Alors il repart. Derrière lui, la marchande continue d’essuyer ses légumes avec une patience presque évangélique.
Personne ne la regarde. Personne ne l’applaudit. Personne ne sait que, sous cette bâche trouée du marché de Gambela, une vieille femme vient peut-être de changer la manière dont un homme regarde son propre métier. Au-dessus d’elle, les nuages s’éloignent. Sur les feuilles, quelques gouttes brillent encore. Ce sont peut-être les dernières traces de la pluie. Ou peut-être la rosée qui commence déjà.

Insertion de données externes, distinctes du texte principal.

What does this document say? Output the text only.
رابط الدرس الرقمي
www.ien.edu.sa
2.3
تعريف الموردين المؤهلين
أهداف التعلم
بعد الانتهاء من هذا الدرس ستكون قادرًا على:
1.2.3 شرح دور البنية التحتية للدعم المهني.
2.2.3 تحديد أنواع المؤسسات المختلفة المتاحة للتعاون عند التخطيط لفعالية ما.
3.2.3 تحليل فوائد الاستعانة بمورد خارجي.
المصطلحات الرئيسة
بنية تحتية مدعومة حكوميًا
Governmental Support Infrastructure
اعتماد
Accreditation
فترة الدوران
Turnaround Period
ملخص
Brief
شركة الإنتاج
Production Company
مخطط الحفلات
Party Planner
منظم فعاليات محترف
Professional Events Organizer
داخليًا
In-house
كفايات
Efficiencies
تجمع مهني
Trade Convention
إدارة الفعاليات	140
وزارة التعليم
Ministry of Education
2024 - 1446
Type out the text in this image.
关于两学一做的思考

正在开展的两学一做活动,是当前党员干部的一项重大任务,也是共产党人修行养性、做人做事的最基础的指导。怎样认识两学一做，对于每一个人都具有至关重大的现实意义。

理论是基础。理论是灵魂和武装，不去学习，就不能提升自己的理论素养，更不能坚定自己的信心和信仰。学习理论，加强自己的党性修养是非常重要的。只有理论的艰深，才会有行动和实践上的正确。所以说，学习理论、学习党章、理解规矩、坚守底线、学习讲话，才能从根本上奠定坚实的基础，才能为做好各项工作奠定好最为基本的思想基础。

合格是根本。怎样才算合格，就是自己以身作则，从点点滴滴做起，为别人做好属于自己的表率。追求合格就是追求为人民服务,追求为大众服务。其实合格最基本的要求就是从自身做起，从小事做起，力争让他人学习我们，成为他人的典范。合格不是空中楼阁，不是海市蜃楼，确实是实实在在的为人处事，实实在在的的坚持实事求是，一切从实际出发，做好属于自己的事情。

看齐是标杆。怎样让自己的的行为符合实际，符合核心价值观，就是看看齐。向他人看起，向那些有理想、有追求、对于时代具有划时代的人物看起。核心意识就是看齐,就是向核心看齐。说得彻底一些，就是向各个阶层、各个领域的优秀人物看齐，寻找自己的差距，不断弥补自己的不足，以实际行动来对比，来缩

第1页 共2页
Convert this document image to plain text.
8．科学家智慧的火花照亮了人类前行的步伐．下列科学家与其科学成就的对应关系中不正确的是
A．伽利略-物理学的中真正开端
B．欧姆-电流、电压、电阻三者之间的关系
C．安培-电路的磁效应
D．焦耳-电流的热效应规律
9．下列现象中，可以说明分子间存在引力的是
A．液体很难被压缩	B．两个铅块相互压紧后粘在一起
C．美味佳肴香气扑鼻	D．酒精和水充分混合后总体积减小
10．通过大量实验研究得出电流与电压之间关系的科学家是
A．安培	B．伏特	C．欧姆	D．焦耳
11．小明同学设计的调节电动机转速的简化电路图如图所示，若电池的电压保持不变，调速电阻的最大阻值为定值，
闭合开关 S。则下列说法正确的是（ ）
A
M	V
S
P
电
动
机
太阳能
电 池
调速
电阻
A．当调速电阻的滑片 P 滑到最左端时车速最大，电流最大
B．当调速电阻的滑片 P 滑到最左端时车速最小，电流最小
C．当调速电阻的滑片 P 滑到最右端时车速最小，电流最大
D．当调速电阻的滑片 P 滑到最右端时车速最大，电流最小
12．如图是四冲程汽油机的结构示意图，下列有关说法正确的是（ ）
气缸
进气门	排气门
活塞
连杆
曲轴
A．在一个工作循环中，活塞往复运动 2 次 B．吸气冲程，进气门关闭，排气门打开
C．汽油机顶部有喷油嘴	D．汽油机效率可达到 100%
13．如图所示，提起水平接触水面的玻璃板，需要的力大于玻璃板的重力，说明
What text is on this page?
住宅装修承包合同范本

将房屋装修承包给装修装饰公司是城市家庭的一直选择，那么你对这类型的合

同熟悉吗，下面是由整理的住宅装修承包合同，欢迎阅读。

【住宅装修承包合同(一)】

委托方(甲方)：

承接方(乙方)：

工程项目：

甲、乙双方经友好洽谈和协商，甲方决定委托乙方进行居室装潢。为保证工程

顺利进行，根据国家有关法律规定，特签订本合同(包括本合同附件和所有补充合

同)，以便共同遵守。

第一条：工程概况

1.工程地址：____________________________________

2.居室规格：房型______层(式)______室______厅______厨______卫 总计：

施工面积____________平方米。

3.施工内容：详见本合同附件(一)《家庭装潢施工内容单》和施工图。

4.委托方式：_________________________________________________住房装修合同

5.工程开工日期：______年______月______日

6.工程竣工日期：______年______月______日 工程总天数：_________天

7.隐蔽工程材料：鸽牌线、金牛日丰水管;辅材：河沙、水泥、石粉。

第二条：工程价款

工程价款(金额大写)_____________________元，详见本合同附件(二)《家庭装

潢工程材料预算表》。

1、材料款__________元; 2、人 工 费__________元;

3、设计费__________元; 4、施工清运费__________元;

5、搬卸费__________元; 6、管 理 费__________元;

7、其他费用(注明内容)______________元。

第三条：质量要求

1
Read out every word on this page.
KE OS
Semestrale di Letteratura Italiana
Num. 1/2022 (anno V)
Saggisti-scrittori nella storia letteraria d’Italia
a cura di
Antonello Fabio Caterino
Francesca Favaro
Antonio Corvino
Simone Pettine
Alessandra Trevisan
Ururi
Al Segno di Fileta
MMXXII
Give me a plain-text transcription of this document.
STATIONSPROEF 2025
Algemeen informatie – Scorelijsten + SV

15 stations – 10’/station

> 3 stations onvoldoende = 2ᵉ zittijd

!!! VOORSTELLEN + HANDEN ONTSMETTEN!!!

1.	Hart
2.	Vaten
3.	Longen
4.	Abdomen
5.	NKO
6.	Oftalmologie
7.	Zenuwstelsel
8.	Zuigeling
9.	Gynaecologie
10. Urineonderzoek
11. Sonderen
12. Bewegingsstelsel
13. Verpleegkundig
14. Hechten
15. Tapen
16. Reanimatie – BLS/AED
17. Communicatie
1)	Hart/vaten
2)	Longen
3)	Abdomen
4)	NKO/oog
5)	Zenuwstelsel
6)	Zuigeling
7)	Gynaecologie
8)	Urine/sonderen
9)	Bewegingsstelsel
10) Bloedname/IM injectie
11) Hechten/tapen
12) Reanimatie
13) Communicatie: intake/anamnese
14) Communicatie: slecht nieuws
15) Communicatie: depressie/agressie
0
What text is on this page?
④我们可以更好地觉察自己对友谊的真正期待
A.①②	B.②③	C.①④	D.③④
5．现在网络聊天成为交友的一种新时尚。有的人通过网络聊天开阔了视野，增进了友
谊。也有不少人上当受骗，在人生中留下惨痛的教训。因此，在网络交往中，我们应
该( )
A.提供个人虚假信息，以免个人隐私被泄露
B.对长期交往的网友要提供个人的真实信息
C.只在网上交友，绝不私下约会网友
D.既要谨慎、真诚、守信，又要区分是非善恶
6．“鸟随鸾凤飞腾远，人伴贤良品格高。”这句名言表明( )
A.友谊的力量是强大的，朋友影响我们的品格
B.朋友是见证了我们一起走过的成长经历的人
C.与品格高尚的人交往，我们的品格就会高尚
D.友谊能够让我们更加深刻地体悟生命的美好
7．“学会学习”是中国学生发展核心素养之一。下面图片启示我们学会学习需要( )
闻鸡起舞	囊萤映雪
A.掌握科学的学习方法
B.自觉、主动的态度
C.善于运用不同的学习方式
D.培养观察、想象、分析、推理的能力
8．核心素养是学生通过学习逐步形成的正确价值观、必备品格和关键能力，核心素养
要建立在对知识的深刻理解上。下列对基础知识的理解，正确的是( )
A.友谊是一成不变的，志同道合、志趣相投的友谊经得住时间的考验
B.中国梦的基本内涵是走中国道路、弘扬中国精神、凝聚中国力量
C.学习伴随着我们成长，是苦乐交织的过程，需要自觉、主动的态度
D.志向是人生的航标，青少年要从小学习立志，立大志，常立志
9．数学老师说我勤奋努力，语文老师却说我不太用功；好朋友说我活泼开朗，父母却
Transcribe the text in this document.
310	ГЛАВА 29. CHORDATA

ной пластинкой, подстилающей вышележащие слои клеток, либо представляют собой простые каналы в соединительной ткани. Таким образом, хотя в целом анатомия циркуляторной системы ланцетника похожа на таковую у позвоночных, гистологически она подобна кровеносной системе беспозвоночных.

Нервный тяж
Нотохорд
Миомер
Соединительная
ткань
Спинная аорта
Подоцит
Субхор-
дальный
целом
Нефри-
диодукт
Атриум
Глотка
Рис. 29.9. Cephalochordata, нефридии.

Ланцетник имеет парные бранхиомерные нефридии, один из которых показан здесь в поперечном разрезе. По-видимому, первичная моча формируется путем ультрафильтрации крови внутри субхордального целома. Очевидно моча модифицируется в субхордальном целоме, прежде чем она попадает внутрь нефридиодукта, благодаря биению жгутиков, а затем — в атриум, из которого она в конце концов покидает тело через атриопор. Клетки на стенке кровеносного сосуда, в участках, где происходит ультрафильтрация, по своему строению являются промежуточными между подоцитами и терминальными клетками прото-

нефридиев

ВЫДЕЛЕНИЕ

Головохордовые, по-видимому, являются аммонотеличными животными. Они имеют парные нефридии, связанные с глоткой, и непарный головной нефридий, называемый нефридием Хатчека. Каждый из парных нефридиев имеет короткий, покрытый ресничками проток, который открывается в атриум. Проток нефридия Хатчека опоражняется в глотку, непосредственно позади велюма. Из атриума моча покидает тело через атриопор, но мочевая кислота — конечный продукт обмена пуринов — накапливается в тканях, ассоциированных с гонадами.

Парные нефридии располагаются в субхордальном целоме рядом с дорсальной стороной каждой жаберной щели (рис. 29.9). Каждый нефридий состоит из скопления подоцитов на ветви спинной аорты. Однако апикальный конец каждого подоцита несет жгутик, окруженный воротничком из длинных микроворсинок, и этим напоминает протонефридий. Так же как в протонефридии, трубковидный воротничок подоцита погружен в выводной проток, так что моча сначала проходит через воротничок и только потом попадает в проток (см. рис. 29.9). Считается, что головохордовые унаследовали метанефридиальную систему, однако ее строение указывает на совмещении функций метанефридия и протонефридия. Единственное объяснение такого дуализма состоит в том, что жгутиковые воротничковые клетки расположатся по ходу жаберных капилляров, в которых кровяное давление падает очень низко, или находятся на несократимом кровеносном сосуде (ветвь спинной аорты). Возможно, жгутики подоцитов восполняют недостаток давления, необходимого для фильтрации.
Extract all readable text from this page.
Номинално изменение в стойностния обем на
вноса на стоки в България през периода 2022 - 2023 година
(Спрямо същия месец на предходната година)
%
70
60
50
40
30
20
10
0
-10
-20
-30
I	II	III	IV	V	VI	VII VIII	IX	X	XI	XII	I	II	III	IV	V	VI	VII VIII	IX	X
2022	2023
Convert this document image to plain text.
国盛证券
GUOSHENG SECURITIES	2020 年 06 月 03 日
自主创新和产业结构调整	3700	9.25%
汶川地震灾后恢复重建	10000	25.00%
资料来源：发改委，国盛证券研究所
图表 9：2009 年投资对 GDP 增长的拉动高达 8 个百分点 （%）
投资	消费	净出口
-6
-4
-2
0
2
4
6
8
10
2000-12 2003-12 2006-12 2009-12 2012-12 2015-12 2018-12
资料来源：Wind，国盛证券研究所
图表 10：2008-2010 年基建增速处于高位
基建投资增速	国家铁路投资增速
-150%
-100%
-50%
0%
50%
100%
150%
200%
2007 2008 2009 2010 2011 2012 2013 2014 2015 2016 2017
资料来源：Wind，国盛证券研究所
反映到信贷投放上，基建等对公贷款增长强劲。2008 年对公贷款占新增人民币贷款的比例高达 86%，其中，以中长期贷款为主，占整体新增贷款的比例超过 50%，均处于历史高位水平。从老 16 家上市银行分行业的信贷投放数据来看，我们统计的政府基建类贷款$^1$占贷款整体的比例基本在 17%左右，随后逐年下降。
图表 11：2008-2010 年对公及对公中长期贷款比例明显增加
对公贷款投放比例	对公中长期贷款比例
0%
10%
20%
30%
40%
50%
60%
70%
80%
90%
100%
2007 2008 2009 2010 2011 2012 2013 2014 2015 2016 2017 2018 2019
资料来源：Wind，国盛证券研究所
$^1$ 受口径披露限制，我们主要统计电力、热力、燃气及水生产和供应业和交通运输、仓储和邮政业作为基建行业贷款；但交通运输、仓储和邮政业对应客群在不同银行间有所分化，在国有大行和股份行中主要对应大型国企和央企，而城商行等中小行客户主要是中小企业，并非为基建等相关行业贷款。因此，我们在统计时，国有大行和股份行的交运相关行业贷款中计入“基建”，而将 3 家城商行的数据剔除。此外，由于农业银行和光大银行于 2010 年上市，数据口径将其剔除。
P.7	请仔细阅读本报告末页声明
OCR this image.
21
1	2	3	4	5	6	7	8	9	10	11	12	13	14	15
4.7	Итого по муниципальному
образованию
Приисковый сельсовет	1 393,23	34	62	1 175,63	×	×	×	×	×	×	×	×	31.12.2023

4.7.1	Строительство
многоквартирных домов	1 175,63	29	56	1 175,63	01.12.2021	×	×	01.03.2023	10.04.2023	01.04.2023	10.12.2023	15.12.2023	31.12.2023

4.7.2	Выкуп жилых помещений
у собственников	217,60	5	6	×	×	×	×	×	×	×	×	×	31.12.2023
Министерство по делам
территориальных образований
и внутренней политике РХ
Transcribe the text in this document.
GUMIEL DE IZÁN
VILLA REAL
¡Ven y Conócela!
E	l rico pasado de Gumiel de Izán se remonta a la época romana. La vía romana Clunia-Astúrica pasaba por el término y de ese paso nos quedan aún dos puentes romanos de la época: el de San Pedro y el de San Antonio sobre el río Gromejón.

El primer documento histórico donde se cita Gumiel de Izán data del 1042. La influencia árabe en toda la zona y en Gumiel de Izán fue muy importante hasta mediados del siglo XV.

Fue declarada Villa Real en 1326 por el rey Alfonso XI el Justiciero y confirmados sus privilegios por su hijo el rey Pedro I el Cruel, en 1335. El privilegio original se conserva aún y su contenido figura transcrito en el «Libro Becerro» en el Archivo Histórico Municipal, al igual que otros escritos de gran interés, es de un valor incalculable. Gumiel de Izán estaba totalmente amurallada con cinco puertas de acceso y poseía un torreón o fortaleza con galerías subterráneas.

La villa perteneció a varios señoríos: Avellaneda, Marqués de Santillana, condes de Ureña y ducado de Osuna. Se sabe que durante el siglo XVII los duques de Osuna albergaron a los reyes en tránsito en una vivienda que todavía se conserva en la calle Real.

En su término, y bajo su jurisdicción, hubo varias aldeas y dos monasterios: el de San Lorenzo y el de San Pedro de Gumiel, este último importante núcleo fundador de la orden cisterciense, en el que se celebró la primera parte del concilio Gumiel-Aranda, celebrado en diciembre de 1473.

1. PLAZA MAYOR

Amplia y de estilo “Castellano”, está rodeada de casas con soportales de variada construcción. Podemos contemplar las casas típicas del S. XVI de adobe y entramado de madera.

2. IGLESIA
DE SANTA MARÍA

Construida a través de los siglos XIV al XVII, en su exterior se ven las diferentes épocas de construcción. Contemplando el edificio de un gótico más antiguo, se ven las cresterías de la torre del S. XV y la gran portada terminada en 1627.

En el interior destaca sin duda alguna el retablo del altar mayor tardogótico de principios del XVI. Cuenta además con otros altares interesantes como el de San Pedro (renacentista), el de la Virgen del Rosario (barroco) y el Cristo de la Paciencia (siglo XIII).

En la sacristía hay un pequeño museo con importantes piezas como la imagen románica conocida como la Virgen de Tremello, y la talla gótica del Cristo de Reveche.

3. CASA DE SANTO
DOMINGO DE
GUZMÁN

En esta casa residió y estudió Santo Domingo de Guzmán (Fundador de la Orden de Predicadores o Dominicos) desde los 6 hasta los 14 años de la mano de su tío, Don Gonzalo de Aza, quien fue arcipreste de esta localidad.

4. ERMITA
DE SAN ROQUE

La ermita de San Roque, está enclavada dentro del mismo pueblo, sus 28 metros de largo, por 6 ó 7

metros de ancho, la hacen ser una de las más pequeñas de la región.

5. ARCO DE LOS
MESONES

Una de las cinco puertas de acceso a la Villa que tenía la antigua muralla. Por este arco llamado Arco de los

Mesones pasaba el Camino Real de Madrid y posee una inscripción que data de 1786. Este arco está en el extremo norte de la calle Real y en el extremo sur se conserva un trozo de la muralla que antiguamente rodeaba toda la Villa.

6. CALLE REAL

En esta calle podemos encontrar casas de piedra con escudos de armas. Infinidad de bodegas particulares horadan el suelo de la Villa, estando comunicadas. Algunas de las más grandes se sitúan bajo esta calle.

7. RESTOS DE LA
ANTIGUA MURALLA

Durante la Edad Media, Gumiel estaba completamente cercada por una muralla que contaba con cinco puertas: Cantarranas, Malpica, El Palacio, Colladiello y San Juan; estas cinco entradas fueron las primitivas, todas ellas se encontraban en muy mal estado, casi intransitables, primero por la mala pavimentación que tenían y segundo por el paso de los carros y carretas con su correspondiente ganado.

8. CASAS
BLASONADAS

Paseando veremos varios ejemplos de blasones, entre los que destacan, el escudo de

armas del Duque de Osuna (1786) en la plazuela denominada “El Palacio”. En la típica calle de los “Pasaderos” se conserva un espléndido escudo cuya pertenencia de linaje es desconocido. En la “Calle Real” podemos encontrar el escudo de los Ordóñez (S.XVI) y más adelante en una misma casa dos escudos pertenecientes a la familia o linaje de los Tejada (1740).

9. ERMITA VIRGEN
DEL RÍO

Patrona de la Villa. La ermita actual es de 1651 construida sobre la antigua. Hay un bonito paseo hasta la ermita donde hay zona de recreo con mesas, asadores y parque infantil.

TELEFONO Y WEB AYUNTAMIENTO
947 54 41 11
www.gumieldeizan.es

Car les nations ne tombent pas toujours faute de grands rêves. Elles chancellent lorsque plus personne ne veut prendre soin des petites choses dont dépend leur survie. Et peut-être qu’un pays commence réellement à renaître le jour où quelqu’un, sans témoin et sans applaudissement, se penche simplement pour ramasser la rosée.